With hedging costs remaining high and even more incentive to take out protection against moves in the yen, we could see a virtuous circle for the yen as money floods back in to the country and carry trades get unwound with both interest rates and the currency dynamics working against them.
Finally for another from BLOOMBERG, something NOT on JGB or UST related, here’s a look at BUNDS
… German 10-year bond yields are on course to rise above 3%, which would be in keeping with the cycles seen over the past two decades. The trend has been given extra momentum after this week’s surprise tweaking of yield curve control by the Bank of Japan. While there hasn’t been official word, bond traders may look upon the various central bank moves in December as a coordinated G-10 attempt to lift bond yields.
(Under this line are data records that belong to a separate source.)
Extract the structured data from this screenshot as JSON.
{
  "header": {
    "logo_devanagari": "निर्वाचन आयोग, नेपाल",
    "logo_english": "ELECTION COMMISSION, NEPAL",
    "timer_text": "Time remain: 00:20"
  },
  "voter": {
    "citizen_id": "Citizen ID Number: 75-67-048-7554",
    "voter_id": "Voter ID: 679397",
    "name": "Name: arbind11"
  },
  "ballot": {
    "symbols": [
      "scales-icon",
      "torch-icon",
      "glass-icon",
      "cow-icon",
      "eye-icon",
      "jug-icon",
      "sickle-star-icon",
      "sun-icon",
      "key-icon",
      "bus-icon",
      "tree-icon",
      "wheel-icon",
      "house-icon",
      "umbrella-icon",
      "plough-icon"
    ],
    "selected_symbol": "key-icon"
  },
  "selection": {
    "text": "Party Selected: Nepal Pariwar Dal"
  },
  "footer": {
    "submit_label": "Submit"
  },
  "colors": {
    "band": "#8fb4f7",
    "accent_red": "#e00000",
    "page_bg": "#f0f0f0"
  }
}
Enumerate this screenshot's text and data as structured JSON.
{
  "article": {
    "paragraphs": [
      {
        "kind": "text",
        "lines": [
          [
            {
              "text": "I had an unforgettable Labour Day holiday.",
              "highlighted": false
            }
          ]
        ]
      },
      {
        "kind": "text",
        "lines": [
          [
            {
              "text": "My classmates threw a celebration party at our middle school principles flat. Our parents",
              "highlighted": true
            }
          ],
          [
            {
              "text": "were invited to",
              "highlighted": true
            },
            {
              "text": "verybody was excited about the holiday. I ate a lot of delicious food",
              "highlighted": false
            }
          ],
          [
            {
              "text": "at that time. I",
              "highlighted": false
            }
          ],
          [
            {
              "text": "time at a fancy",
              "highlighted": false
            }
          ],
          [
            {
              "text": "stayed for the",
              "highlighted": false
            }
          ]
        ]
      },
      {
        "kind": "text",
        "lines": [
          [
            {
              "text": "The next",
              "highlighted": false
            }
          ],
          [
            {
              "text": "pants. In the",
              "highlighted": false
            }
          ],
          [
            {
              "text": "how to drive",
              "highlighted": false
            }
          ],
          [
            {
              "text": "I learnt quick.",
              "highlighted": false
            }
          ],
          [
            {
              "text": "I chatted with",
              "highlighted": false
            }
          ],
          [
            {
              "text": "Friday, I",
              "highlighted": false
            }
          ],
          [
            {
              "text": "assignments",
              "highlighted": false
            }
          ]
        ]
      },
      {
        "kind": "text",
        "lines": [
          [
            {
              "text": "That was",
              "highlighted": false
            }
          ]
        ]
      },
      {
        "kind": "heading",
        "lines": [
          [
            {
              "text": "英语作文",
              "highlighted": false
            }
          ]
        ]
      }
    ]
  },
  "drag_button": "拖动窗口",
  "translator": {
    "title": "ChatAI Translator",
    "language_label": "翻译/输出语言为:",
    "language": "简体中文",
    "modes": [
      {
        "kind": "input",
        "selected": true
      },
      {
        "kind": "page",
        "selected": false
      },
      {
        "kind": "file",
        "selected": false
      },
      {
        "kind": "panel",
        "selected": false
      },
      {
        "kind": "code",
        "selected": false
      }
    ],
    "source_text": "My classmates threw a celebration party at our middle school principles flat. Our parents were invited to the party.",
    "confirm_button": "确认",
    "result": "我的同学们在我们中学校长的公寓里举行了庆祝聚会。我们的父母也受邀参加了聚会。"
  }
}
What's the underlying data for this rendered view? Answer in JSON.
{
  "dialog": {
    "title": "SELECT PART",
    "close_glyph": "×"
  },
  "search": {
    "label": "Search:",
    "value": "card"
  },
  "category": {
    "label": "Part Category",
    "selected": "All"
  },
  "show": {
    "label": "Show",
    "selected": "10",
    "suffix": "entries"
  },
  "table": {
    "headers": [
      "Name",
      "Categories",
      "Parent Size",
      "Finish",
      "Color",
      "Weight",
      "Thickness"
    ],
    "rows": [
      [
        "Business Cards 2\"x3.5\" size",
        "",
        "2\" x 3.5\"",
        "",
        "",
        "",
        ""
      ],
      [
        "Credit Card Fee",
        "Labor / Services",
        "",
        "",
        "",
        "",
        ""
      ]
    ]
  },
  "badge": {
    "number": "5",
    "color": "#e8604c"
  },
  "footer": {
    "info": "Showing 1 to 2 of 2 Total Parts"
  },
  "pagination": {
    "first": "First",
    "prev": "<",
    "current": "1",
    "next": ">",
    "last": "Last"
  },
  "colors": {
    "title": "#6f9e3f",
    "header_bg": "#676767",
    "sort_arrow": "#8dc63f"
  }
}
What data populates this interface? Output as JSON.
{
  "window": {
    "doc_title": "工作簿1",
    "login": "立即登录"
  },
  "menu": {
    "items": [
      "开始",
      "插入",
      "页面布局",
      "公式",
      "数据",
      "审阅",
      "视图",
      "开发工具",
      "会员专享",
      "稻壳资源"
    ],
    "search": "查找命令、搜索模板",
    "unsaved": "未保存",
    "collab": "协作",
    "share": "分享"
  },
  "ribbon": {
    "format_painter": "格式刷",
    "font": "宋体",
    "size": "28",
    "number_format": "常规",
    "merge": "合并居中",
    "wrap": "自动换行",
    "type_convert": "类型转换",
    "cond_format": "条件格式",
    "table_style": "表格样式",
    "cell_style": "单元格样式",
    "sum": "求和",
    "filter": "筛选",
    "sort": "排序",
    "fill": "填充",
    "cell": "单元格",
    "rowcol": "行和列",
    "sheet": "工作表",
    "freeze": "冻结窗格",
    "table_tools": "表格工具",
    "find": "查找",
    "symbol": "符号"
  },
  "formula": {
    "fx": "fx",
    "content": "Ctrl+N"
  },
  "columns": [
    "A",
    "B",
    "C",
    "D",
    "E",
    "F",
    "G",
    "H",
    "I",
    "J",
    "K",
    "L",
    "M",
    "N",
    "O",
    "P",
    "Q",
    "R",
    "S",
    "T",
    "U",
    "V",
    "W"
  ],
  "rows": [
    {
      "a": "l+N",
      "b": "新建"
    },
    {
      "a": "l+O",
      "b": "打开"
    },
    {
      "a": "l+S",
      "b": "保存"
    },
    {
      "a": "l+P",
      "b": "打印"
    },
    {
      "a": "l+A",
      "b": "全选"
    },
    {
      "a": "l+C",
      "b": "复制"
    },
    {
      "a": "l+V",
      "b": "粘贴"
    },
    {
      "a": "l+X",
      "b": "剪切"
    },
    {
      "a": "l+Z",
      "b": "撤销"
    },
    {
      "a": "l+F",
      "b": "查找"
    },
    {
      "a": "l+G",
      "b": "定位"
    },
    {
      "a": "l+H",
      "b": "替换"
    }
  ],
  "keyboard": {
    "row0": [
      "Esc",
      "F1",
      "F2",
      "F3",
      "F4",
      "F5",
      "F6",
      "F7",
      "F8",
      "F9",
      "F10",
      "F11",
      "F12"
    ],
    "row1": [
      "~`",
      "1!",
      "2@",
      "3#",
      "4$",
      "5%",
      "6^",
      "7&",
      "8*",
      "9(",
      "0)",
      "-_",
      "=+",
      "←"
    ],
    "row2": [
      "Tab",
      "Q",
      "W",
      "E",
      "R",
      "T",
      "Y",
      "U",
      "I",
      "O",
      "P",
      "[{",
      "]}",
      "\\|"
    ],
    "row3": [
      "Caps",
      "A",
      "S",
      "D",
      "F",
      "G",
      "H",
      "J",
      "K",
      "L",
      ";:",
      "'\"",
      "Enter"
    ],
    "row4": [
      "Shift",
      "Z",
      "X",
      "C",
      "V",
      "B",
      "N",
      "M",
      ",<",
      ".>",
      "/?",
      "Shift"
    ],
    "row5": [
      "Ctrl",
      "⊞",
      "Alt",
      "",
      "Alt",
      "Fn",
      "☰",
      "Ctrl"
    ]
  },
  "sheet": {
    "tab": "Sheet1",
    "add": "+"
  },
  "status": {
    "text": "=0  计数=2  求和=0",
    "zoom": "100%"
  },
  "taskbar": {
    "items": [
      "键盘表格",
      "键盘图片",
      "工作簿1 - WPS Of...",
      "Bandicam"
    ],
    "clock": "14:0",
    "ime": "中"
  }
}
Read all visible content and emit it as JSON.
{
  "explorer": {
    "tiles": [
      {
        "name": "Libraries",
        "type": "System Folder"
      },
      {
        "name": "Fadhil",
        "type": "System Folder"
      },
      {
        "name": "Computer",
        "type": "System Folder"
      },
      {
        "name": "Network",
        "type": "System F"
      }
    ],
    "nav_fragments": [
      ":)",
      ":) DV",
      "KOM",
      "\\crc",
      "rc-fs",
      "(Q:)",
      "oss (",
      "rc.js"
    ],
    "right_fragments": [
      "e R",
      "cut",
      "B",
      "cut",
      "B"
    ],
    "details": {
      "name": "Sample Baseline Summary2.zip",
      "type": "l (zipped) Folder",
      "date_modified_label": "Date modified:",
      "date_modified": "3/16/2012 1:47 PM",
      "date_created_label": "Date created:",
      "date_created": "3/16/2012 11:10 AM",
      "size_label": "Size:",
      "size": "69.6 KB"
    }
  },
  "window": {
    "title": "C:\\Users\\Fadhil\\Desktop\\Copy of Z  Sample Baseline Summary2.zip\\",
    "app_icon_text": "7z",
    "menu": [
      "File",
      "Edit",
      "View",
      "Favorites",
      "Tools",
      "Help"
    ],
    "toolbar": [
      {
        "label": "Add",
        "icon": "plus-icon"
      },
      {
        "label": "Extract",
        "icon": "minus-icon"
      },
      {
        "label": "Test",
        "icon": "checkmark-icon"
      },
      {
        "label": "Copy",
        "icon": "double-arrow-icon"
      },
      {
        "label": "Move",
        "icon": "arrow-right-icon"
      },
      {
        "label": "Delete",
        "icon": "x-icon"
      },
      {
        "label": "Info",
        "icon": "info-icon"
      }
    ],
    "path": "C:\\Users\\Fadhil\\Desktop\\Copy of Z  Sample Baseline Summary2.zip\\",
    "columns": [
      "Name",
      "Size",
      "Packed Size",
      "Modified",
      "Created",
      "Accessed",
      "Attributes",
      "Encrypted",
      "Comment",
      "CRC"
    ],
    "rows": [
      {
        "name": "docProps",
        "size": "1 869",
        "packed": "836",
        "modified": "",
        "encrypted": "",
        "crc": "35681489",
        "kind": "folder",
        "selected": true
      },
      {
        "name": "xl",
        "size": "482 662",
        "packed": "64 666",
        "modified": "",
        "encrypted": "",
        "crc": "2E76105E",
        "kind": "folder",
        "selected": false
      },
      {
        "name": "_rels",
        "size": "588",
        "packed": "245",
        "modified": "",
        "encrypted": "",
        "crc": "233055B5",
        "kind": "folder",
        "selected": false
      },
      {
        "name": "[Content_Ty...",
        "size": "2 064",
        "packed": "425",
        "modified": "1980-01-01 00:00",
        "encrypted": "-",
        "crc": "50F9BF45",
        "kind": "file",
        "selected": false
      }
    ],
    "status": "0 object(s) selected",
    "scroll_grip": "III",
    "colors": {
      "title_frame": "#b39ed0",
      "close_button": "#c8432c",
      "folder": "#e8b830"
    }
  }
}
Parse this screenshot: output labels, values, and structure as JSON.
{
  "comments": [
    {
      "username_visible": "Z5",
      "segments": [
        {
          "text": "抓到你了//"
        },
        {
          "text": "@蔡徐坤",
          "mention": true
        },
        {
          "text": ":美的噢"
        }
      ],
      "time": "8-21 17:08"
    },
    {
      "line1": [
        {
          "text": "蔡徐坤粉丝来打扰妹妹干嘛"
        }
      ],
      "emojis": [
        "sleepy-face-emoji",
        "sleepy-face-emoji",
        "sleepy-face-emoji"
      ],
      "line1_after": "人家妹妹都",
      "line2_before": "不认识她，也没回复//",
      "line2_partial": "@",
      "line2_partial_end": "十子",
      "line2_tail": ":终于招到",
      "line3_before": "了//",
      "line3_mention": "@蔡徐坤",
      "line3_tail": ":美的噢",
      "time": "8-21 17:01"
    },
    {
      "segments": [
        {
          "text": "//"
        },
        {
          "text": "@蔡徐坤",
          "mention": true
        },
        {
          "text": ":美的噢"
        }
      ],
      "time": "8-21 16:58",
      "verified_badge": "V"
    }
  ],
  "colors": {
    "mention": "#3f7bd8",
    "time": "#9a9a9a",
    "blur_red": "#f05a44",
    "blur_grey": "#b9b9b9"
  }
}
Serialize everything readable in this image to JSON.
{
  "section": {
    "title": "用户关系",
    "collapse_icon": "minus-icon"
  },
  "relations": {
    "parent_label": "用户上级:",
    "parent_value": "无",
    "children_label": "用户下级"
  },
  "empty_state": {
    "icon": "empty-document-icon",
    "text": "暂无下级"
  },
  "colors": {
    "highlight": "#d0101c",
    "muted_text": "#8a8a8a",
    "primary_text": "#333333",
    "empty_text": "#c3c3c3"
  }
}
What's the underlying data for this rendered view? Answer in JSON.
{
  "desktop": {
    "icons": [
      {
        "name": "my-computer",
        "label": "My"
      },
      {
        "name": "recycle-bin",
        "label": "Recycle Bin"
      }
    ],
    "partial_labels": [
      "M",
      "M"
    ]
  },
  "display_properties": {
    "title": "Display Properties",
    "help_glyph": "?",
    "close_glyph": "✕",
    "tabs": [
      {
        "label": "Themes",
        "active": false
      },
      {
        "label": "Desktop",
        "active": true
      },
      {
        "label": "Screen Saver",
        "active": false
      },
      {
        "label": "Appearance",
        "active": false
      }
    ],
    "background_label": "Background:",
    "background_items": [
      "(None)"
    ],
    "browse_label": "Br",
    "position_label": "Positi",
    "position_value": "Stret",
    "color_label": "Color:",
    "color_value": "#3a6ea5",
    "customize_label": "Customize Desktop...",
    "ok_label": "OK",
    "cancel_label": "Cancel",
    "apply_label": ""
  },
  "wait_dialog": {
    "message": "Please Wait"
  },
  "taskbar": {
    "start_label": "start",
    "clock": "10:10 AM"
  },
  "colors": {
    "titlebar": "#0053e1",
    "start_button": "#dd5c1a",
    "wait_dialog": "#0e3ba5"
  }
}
Adding to the bearish case for European bonds is the participation of Japanese investors. French debt is their biggest holding, but if that is to be reduced as funds flow back to Japan, it is likely that German Bunds will also be under pressure. Indeed, should the BOJ tighten further in 2023, it wouldn’t be outlandish for the European Central Bank deposit rate to reach 4%.
I’ll leave you with this XMAS card of sorts (research / charts can be found p35 HERE)
… THAT is all for now. Off to the day job…
Hope you return for another year. Have a happy snow-apocalypse, polar-vortex, or whatever snarls our transportation infrastructure this Christmas gets labelled. Visiting the relatives in the dead of winter made more sense when it was just a sleigh (the original autonomous driving system with a living will to return without injuries to a warm and well provided stable) ride away. Whereas, "It takes around 6 million parts [manufactured around the world] to create one Boeing 747 aircraft." For example, there are 40000 rivets in just one wing. Time for a rethink?
Your work here has been helpful to me. The content is reliably focused and 'dense.' Making it very useful for this typically equity myopic trying to peel away some of the layers obscuring their understanding of how FI sees and interprets events. Hard at first, then rewarding.